Invertebrates lack myelin, and some, like today’s cuttlefish, use thick axons to rapidly transmit signals between neurons. If we had evolved in this way, our spine could have the diameter of a giant sequoia. [/ Box]
In peripheral nerves, Schwann cells select specific axons in a process called radial sorting. This process is thought to work by exploratory processes in a bundle of unmyelinated axons and select only one, with a measurement greater than one micrometer in diameter, to myelinate it.
Upon completion of radial sorting, promyelinating Schwann cells associate 1: 1 with large-bore axons (> 1 μm in diameter), initiating the formation of a myelin sheath.
In contrast, multiple small-bore axons in peripheral nerves are enveloped in non-myelinating Schwann Remak cells. The mechanisms that control the fate of non-myelinating versus myelinating are unclear.

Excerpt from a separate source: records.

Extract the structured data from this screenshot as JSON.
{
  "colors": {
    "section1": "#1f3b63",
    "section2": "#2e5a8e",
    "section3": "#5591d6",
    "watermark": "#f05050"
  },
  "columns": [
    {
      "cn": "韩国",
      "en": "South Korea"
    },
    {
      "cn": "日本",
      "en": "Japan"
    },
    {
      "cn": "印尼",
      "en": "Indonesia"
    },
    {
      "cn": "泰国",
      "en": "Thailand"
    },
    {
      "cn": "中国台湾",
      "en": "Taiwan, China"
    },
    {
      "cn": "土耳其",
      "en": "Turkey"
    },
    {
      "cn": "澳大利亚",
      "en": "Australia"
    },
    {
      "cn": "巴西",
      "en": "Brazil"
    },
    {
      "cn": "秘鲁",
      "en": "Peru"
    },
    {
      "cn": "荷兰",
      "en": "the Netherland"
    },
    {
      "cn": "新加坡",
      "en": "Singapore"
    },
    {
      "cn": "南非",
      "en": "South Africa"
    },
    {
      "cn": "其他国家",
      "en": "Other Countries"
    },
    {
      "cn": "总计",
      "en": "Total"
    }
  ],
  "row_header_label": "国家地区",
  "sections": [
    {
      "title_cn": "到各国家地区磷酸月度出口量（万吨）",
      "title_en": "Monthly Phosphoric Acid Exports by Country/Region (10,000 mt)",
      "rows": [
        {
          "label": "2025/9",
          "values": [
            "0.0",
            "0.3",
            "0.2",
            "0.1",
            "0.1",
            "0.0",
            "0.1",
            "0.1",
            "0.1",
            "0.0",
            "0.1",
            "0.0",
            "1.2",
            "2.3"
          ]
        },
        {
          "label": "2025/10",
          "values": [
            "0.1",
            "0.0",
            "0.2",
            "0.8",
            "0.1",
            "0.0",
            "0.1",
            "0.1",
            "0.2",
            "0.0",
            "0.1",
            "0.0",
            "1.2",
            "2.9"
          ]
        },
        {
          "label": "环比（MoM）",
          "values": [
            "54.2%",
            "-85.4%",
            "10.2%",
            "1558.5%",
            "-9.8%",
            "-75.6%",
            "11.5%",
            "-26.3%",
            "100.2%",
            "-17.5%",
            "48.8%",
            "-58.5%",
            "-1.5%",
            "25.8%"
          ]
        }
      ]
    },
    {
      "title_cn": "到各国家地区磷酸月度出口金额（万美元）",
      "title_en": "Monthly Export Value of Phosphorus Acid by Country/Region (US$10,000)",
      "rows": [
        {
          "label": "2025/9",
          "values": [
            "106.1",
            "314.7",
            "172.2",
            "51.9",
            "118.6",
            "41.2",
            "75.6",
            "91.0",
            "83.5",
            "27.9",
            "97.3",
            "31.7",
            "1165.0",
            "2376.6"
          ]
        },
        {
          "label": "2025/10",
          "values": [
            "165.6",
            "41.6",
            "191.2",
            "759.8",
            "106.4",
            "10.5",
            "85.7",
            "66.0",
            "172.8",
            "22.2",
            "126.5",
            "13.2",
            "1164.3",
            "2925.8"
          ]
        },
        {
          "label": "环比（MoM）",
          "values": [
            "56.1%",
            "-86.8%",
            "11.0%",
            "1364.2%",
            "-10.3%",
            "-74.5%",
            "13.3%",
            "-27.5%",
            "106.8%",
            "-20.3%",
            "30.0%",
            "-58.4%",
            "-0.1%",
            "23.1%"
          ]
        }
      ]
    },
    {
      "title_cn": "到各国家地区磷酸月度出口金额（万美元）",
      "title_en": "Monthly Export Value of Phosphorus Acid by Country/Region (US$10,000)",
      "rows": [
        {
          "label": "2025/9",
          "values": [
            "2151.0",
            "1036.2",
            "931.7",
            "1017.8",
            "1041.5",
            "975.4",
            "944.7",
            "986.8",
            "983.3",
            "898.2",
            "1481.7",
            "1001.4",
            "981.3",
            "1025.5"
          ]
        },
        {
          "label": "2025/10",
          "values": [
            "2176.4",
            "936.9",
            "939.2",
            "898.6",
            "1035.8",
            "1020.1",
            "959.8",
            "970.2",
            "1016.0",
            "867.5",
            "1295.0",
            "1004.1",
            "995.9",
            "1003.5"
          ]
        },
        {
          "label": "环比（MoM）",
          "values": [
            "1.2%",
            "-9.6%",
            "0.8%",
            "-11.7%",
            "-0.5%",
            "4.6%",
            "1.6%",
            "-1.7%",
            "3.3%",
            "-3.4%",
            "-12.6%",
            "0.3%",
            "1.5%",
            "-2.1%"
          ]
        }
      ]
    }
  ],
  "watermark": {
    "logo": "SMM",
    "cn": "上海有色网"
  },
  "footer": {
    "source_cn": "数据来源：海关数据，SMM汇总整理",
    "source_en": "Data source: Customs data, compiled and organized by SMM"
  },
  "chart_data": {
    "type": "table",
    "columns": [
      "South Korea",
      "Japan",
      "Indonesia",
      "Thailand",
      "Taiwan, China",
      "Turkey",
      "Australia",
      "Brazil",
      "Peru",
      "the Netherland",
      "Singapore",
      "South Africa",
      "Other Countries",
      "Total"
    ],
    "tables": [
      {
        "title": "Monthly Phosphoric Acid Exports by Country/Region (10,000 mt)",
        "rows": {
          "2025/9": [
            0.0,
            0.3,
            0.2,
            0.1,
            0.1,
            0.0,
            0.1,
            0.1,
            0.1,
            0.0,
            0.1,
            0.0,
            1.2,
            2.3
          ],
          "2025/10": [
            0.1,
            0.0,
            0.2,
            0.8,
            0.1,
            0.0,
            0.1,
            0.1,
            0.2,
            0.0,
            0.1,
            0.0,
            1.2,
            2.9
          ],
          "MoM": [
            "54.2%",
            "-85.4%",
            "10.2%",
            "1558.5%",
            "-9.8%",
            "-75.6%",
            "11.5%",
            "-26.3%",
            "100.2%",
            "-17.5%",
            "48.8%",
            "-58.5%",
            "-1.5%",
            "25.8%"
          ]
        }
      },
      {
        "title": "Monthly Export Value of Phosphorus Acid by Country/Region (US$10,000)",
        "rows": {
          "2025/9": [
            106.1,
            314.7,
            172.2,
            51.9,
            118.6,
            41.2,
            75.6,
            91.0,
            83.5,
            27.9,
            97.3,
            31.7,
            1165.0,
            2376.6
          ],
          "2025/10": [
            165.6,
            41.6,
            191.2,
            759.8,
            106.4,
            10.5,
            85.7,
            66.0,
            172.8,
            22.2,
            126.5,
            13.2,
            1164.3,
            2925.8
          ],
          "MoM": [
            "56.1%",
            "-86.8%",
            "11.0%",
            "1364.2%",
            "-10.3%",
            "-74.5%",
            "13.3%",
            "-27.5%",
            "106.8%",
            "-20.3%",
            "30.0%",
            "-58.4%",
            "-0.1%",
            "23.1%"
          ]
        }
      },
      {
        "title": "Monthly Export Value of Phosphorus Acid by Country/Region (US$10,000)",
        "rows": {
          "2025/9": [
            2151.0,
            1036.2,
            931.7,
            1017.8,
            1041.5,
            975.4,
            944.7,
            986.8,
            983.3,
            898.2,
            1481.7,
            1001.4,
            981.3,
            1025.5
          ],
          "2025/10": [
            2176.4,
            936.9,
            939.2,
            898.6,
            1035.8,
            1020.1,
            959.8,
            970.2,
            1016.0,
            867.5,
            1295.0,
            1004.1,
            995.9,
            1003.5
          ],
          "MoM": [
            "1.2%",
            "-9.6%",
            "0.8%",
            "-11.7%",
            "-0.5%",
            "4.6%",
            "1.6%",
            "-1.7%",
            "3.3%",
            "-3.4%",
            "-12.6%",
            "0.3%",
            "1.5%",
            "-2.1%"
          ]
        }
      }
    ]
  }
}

In the CNS, oligodendrocytes also extend exploratory processes that dynamically interact with potential target axons, but unlike Schwann cells, oligodendrocytes can myelinate many axon segments .
Given the broad molecular similarities between Schwann cells and myelinating oligodendrocytes, it is not clear why both exhibit such differences in myelinating ability. In this new discovery, it has been discovered that Schwann cells may have a higher myelinating capacity than previously thought. .
A new potential for Schwann cells
In this new study published in Nature Communications, it is reported that this may be different in certain circumstances, which represents a very important change in what was known until now and what usually comes in textbooks.
Trying to answer the question, why is the myelination potential of the glia so different? found that the loss of a component of E3 ligase, Fbxw7 , greatly enhanced the myelination capacity of Schwann cells.
Mutant Schwann cells in the Fbxw7 component thicken the myelin sheaths and appear to sometimes myelinate multiple axons, condoning oligodendrocyte function.
Several mutant Fbxw7 phenotypes are due to mTOR dysregulation; however, the remarkable ability of mutant Schwann cells to cover multiple axons is independent of mTOR signaling.
[box type = »info» align = »» class = »» width = »»] The target of rapamycin in mammalian cells or mTOR for its acronym in English (mammalian Target of Rapamycin), is a protein present in the cells of mammalian animals that have important functions. The TOR family of proteins is involved in controlling the initiation of mRNA transcription, the organization of the actin cell cytoskeleton, membrane trafficking, ribosome formation, and the regulation of cell growth, proliferation, and death. [/ Box]
This indicates distinct roles for Fbxw7 in the biology of these cells, including the modes of axon interaction that were believed to fundamentally distinguish myelinating Schwann cells from oligodendrocytes
The data reveal an unexpected plasticity in the myelinating potential of Schwann cells, which may have important implications for understanding both peripheral and central nervous system myelination and myelin repair .
This line of research may be useful for future therapies in neurodegenerative diseases such as multiple sclerosis or Charcot-Marie-Tooth disease.